Here are some things you can do to "get back in touch."
1. Get to know your own body. Touch yourself. Try different qualities of touch--light, deep, still, moving. Learn how you like to be touched.
2. Talk with a friend or partner about your touching history. How have you learned about touch? How much touch did you receive as a child? Do you receive as an adult today? Have you been hurt through touch or lack of touch? What are your touch needs?
3. Recognize that non-sexual nurturing touch is a basic human need, distinct from sexual touch. In our culture, it is too easy to think of touch as only sexual. We have forgotten that emotionally nurturing, warm, non-sexual touch is also a human need. A hand on the shoulder can symbolize friendship or support. A hug offers comfort when we are sad or friendship when we greet or take leave of a friend. Holding a hand says, "I'm here with you."

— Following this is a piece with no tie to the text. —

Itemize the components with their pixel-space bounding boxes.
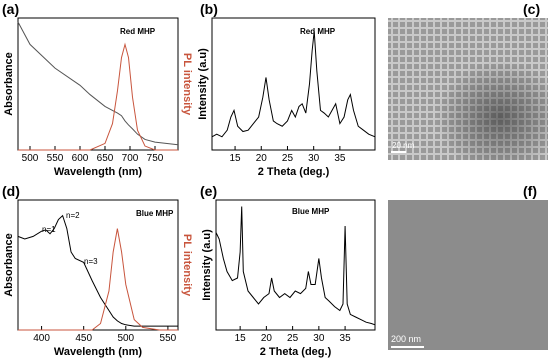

4. Let ourselves be touched. Watch a movie that includes love and affection and notice the feelings it brings up for you. Do you feel sad, scared, angry or uncomfortable? Do you smile? Listen to a song that touches your heart. If you are with a friend or family member you care about, share a hug. Make an appointment to get a professional massage.

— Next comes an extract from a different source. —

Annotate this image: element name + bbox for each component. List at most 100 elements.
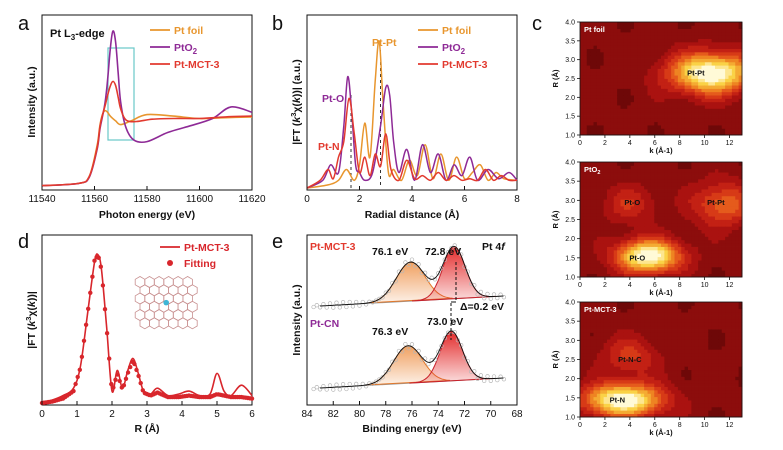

5. Look for opportunities to substitute touching for talking. In The Power of Touch (Hay House, 1999), Phyllis Davis writes, "Touch is a language that can communicate more love in five seconds than words can in five minutes." Yet, in our distance-oriented culture, we've learned to replace touch with talk.
6. Make time for face to face relating. Don't let yourself be quite so busy. Pick up the phone and invite a friend or loved one to dinner instead of spending the night on e-mail.
7. Go dancing. Partner dances, like Swing, Cha Cha, Salsa, Waltz, etc., integrate touch at the very heart of the dance.
8. Lend a helping hand. Be proactive. Reach out. Ask permission and be respectful, yet willing to be of support.
9. Pet a dog or cat. Stroking a four-legged animal provides two-way love and affection.